When Sir Richard Hadlee saw footage of himself bowling the last over of a long day, he said, "That's odd, I don't look tired!" Like many great sportsmen, Hadlee had taught himself to do a difficult thing so well that he made it look easy.
A mental athlete like Viswanathan Anand also has that magical ability. The 38-year-old has won his third world championship and, uniquely, done so in three different formats. His victory against Vladimir Kramnik in the match in Bonn unifies the 122-year-old world title.
The sheer magnitude of his feat is only grasped when one understands the previous confusion. By some counts, Anand is the 15th world champion. By others, he is the 19th. Garry Kasparov was No. 13. But after Kasparov quit the International Chess Federation (FIDE) in 1993, the system came apart.
FIDE held title contests. Kasparov, who remained No. 1 in the world rankings, organised a parallel set, beating the young Anand by a big margin in 1995. In 2000, Anand won the FIDE title. Simultaneously, Kramnik beat Kasparov in a match.
In 2005, Kasparov retired and Bulgaria's Veselin Topalov won the FIDE title (Kramnik refused to participate). In 2006, Topalov lost a match to Kramnik. In 2007, Anand won the FIDE title (Kramnik played) and he's beaten Kramnik in 2008.
No other chess champion has had to work so hard. In 2000, Anand won knockouts (KOs) against eight opponents. In 2007, he beat seven GMs in a double round-robin. In 2008, he won a head-to-head match against his nearest rival. Each format demanded different skills and perhaps nobody else has the versatility. Kramnik and Topalov have failed at KOs, Kramnik in tournaments, Topalov at head-to-heads.
In the Mexico round-robin and in Bonn, Anand showed near-inhuman ability to stay focused. His key rivals enjoy political support. Topalov is bankrolled by the Bulgarian president. Kramnik is backed by the Kremlin-controlled Gazprom. Formats have been changed to suit them. Not intimidated, Anand concentrated on playing better chess.
His preparation for Bonn was also far superior. Chess players train to recognise many little patterns, and to marry those harmoniously. A close analogy is music with its chord progressions and melodic sequences. A top-flight GM learns to decode harmonics of style and how to jam those harmonics. Pros study each other's games, seeking discordant notes. They try to reach situations where they themselves are not prone to false moves and their rivals are.
This is done with the help of human seconds and with massive silicon intervention, involving many programs and million-game databases. Anand, admittedly, has targeted Kramnik since April and, vice-versa. He spent up to 10 hours a day sitting in his basement, dissecting Kramnik's games. By October, he could instantly identify any position Kramnik had ever played, with 95 per cent accuracy.
Anand picked a low-key team with the specific skills.
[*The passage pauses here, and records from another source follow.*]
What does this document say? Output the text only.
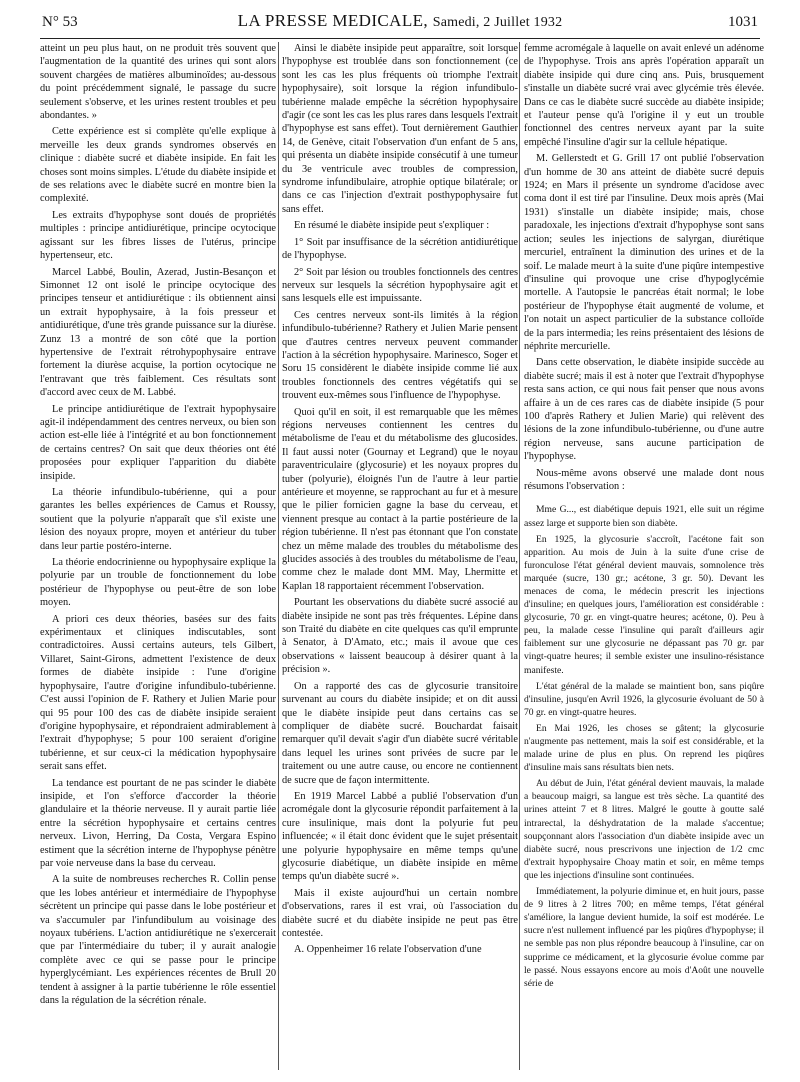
N° 53	LA PRESSE MEDICALE, Samedi, 2 Juillet 1932	1031

atteint un peu plus haut, on ne produit très souvent que l'augmentation de la quantité des urines qui sont alors souvent chargées de matières albuminoïdes; au-dessous du point précédemment signalé, le passage du sucre seulement s'observe, et les urines restent troubles et peu abondantes. »

Cette expérience est si complète qu'elle explique à merveille les deux grands syndromes observés en clinique : diabète sucré et diabète insipide. En fait les choses sont moins simples. L'étude du diabète insipide et de ses relations avec le diabète sucré en montre bien la complexité.

Les extraits d'hypophyse sont doués de propriétés multiples : principe antidiurétique, principe ocytocique agissant sur les fibres lisses de l'utérus, principe hypertenseur, etc.

Marcel Labbé, Boulin, Azerad, Justin-Besançon et Simonnet 12 ont isolé le principe ocytocique des principes tenseur et antidiurétique : ils obtiennent ainsi un extrait hypophysaire, à la fois presseur et antidiurétique, d'une très grande puissance sur la diurèse. Zunz 13 a montré de son côté que la portion hypertensive de l'extrait rétrohypophysaire entrave fortement la diurèse acquise, la portion ocytocique ne l'entravant que très faiblement. Ces résultats sont d'accord avec ceux de M. Labbé.

Le principe antidiurétique de l'extrait hypophysaire agit-il indépendamment des centres nerveux, ou bien son action est-elle liée à l'intégrité et au bon fonctionnement de certains centres? On sait que deux théories ont été proposées pour expliquer l'apparition du diabète insipide.

La théorie infundibulo-tubérienne, qui a pour garantes les belles expériences de Camus et Roussy, soutient que la polyurie n'apparaît que s'il existe une lésion des noyaux propre, moyen et antérieur du tuber dans leur partie postéro-interne.

La théorie endocrinienne ou hypophysaire explique la polyurie par un trouble de fonctionnement du lobe postérieur de l'hypophyse ou peut-être de son lobe moyen.

A priori ces deux théories, basées sur des faits expérimentaux et cliniques indiscutables, sont contradictoires. Aussi certains auteurs, tels Gilbert, Villaret, Saint-Girons, admettent l'existence de deux formes de diabète insipide : l'une d'origine hypophysaire, l'autre d'origine infundibulo-tubérienne. C'est aussi l'opinion de F. Rathery et Julien Marie pour qui 95 pour 100 des cas de diabète insipide seraient d'origine hypophysaire, et répondraient admirablement à l'extrait d'hypophyse; 5 pour 100 seraient d'origine tubérienne, et sur ceux-ci la médication hypophysaire serait sans effet.

La tendance est pourtant de ne pas scinder le diabète insipide, et l'on s'efforce d'accorder la théorie glandulaire et la théorie nerveuse. Il y aurait partie liée entre la sécrétion hypophysaire et certains centres nerveux. Livon, Herring, Da Costa, Vergara Espino estiment que la sécrétion interne de l'hypophyse pénètre par voie nerveuse dans la base du cerveau.

A la suite de nombreuses recherches R. Collin pense que les lobes antérieur et intermédiaire de l'hypophyse sécrètent un principe qui passe dans le lobe postérieur et va s'accumuler par l'infundibulum au voisinage des noyaux tubériens. L'action antidiurétique ne s'exercerait que par l'intermédiaire du tuber; il y aurait analogie complète avec ce qui se passe pour le principe hyperglycémiant. Les expériences récentes de Brull 20 tendent à assigner à la partie tubérienne le rôle essentiel dans la régulation de la sécrétion rénale.

Ainsi le diabète insipide peut apparaître, soit lorsque l'hypophyse est troublée dans son fonctionnement (ce sont les cas les plus fréquents où triomphe l'extrait hypophysaire), soit lorsque la région infundibulo-tubérienne malade empêche la sécrétion hypophysaire d'agir (ce sont les cas les plus rares dans lesquels l'extrait d'hypophyse est sans effet). Tout dernièrement Gauthier 14, de Genève, citait l'observation d'un enfant de 5 ans, qui présenta un diabète insipide consécutif à une tumeur du 3e ventricule avec troubles de compression, syndrome infundibulaire, atrophie optique bilatérale; or dans ce cas l'injection d'extrait posthypophysaire fut sans effet.

En résumé le diabète insipide peut s'expliquer :

1° Soit par insuffisance de la sécrétion antidiurétique de l'hypophyse.

2° Soit par lésion ou troubles fonctionnels des centres nerveux sur lesquels la sécrétion hypophysaire agit et sans lesquels elle est impuissante.

Ces centres nerveux sont-ils limités à la région infundibulo-tubérienne? Rathery et Julien Marie pensent que d'autres centres nerveux peuvent commander l'action à la sécrétion hypophysaire. Marinesco, Soger et Soru 15 considèrent le diabète insipide comme lié aux troubles fonctionnels des centres végétatifs qui se trouvent eux-mêmes sous l'influence de l'hypophyse.

Quoi qu'il en soit, il est remarquable que les mêmes régions nerveuses contiennent les centres du métabolisme de l'eau et du métabolisme des glucosides. Il faut aussi noter (Gournay et Legrand) que le noyau paraventriculaire (glycosurie) et les noyaux propres du tuber (polyurie), éloignés l'un de l'autre à leur partie antérieure et moyenne, se rapprochant au fur et à mesure que le pilier fornicien gagne la base du cerveau, et viennent presque au contact à la partie postérieure de la région tubérienne. Il n'est pas étonnant que l'on constate chez un même malade des troubles du métabolisme des glucides associés à des troubles du métabolisme de l'eau, comme chez le malade dont MM. May, Lhermitte et Kaplan 18 rapportaient récemment l'observation.

Pourtant les observations du diabète sucré associé au diabète insipide ne sont pas très fréquentes. Lépine dans son Traité du diabète en cite quelques cas qu'il emprunte à Senator, à D'Amato, etc.; mais il avoue que ces observations « laissent beaucoup à désirer quant à la précision ».

On a rapporté des cas de glycosurie transitoire survenant au cours du diabète insipide; et on dit aussi que le diabète insipide peut dans certains cas se compliquer de diabète sucré. Bouchardat faisait remarquer qu'il devait s'agir d'un diabète sucré véritable dans lequel les urines sont privées de sucre par le traitement ou une autre cause, ou encore ne contiennent de sucre que de façon intermittente.

En 1919 Marcel Labbé a publié l'observation d'un acromégale dont la glycosurie répondit parfaitement à la cure insulinique, mais dont la polyurie fut peu influencée; « il était donc évident que le sujet présentait une polyurie hypophysaire en même temps qu'une glycosurie diabétique, un diabète insipide en même temps qu'un diabète sucré ».

Mais il existe aujourd'hui un certain nombre d'observations, rares il est vrai, où l'association du diabète sucré et du diabète insipide ne peut pas être contestée.

A. Oppenheimer 16 relate l'observation d'une

femme acromégale à laquelle on avait enlevé un adénome de l'hypophyse. Trois ans après l'opération apparaît un diabète insipide qui dure cinq ans. Puis, brusquement s'installe un diabète sucré vrai avec glycémie très élevée. Dans ce cas le diabète sucré succède au diabète insipide; et l'auteur pense qu'à l'origine il y eut un trouble fonctionnel des centres nerveux ayant par la suite empêché l'insuline d'agir sur la cellule hépatique.

M. Gellerstedt et G. Grill 17 ont publié l'observation d'un homme de 30 ans atteint de diabète sucré depuis 1924; en Mars il présente un syndrome d'acidose avec coma dont il est tiré par l'insuline. Deux mois après (Mai 1931) s'installe un diabète insipide; mais, chose paradoxale, les injections d'extrait d'hypophyse sont sans action; seules les injections de salyrgan, diurétique mercuriel, entraînent la diminution des urines et de la soif. Le malade meurt à la suite d'une piqûre intempestive d'insuline qui provoque une crise d'hypoglycémie mortelle. A l'autopsie le pancréas était normal; le lobe postérieur de l'hypophyse était augmenté de volume, et l'on notait un aspect particulier de la substance colloïde de la pars intermedia; les reins présentaient des lésions de néphrite mercurielle.

Dans cette observation, le diabète insipide succède au diabète sucré; mais il est à noter que l'extrait d'hypophyse resta sans action, ce qui nous fait penser que nous avons affaire à un de ces rares cas de diabète insipide (5 pour 100 d'après Rathery et Julien Marie) qui relèvent des lésions de la zone infundibulo-tubérienne, ou d'une autre région nerveuse, sans aucune participation de l'hypophyse.

Nous-même avons observé une malade dont nous résumons l'observation :

Mme G..., est diabétique depuis 1921, elle suit un régime assez large et supporte bien son diabète.

En 1925, la glycosurie s'accroît, l'acétone fait son apparition. Au mois de Juin à la suite d'une crise de furonculose l'état général devient mauvais, somnolence très marquée (sucre, 130 gr.; acétone, 3 gr. 50). Devant les menaces de coma, le médecin prescrit les injections d'insuline; en quelques jours, l'amélioration est considérable : glycosurie, 70 gr. en vingt-quatre heures; acétone, 0). Peu à peu, la malade cesse l'insuline qui paraît d'ailleurs agir faiblement sur une glycosurie ne dépassant pas 70 gr. par vingt-quatre heures; il semble exister une insulino-résistance manifeste.

L'état général de la malade se maintient bon, sans piqûre d'insuline, jusqu'en Avril 1926, la glycosurie évoluant de 50 à 70 gr. en vingt-quatre heures.

En Mai 1926, les choses se gâtent; la glycosurie n'augmente pas nettement, mais la soif est considérable, et la malade urine de plus en plus. On reprend les piqûres d'insuline mais sans résultats bien nets.

Au début de Juin, l'état général devient mauvais, la malade a beaucoup maigri, sa langue est très sèche. La quantité des urines atteint 7 et 8 litres. Malgré le goutte à goutte salé intrarectal, la déshydratation de la malade s'accentue; soupçonnant alors l'association d'un diabète insipide avec un diabète sucré, nous prescrivons une injection de 1/2 cmc d'extrait hypophysaire Choay matin et soir, en même temps que les injections d'insuline sont continuées.

Immédiatement, la polyurie diminue et, en huit jours, passe de 9 litres à 2 litres 700; en même temps, l'état général s'améliore, la langue devient humide, la soif est modérée. Le sucre n'est nullement influencé par les piqûres d'hypophyse; il ne semble pas non plus répondre beaucoup à l'insuline, car on supprime ce médicament, et la glycosurie évolue comme par le passé. Nous essayons encore au mois d'Août une nouvelle série de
His long-term second is GM Peter Heine Nielsen. He inducted GM Surya Sekhar Ganguly and Polish GM Radoslaw Wojtaszek. Ganguly is an India teammate, Wojtaszek a Bundesliga acquaintance. Wojtaszek's repertoire mirrors Kramnik's closely and Ganguly offers the 'x-factor' in an ability to spot and finesse weird ideas.
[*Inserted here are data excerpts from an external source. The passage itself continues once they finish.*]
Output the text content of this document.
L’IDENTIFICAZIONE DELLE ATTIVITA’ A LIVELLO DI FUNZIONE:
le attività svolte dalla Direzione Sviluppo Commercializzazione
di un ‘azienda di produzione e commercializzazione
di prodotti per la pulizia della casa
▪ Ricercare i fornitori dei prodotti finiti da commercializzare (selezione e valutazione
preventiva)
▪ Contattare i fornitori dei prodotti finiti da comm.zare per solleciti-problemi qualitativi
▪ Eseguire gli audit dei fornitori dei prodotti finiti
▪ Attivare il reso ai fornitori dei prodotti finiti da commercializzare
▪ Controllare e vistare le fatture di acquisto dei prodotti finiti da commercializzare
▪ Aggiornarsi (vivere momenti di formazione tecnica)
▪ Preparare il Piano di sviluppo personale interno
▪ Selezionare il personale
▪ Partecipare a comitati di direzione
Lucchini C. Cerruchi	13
In contrast, Kramnik hired top 10 GM Peter Leko backed by strong GMs Sergey Rublevsky and Laurent Fressinet. But nobody in that team is an 'Anand clone' and nobody has that x-factor.
Anand also reinvented himself to negate much of Kramnik's preparation. Until 2008, he opened with the Queen's Pawn (1.d4) in only 6-7 per cent of his games. At Bonn, he played 1.d4 five times in succession, switching back to 1.e4 in the very last game. In terms of difficulty, switching initial moves is comparable to a right-handed batsman switching stances in a Test—Anand had his worst-ever result just before Bonn in Bilbao (where he stayed away from 1. d4). Or, was Bilbao a ploy to induce over-confidence in Kramnik's camp?
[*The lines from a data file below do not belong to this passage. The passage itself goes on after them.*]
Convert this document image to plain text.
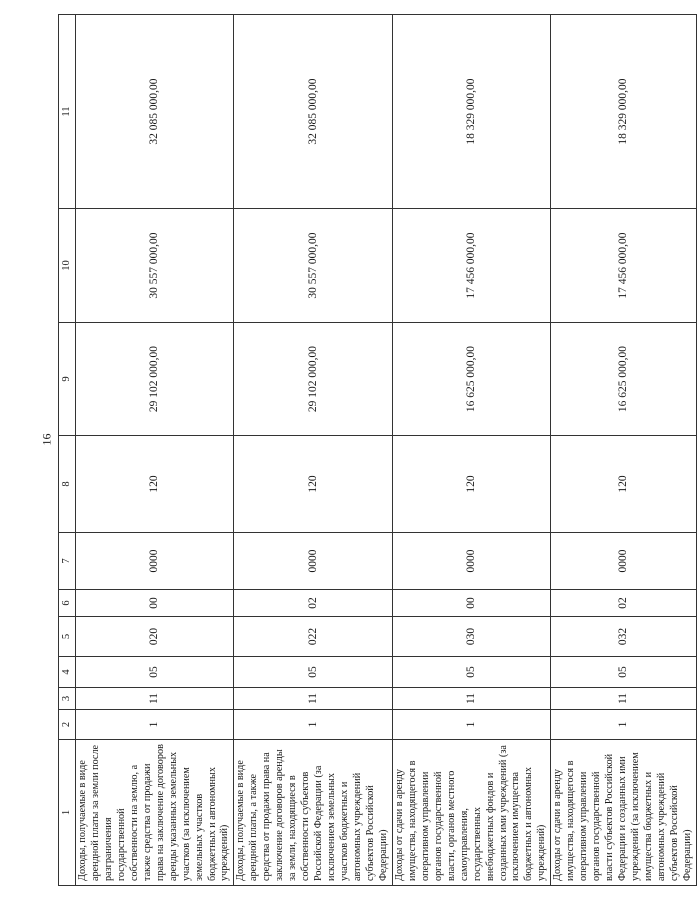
16
1	2	3	4	5	6	7	8	9	10	11
Доходы, получаемые в виде арендной платы за земли после разграничения государственной собственности на землю, а также средства от продажи права на заключение договоров аренды указанных земельных участков (за исключением земельных участков бюджетных и автономных учреждений)	1	11	05	020	00	0000	120	29 102 000,00	30 557 000,00	32 085 000,00
Доходы, получаемые в виде арендной платы, а также средства от продажи права на заключение договоров аренды за земли, находящиеся в собственности субъектов Российской Федерации (за исключением земельных участков бюджетных и автономных учреждений субъектов Российской Федерации)	1	11	05	022	02	0000	120	29 102 000,00	30 557 000,00	32 085 000,00
Доходы от сдачи в аренду имущества, находящегося в оперативном управлении органов государственной власти, органов местного самоуправления, государственных внебюджетных фондов и созданных ими учреждений (за исключением имущества бюджетных и автономных учреждений)	1	11	05	030	00	0000	120	16 625 000,00	17 456 000,00	18 329 000,00
Доходы от сдачи в аренду имущества, находящегося в оперативном управлении органов государственной власти субъектов Российской Федерации и созданных ими учреждений (за исключением имущества бюджетных и автономных учреждений субъектов Российской Федерации)	1	11	05	032	02	0000	120	16 625 000,00	17 456 000,00	18 329 000,00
Anand's preparation and focus made the task of taking and defending the title look deceptively easy. He won Mexico with something to spare and won comfortably at Bonn.
Twenty-one years ago, Anand's advent sparked an ongoing desi chess explosion. Since then, 20-odd Indians have become GMs, including the current world junior champion (Abhijeet Gupta), the world junior women's champion (Dronavalli Harika) and the women's No. 2 (Koneru Humpy).
The next two generations of Indians have picked up the baton. If they and their successors can maintain the same focus as the affable Chennaiite, he will be the first but certainly not the last Indian to win the world title.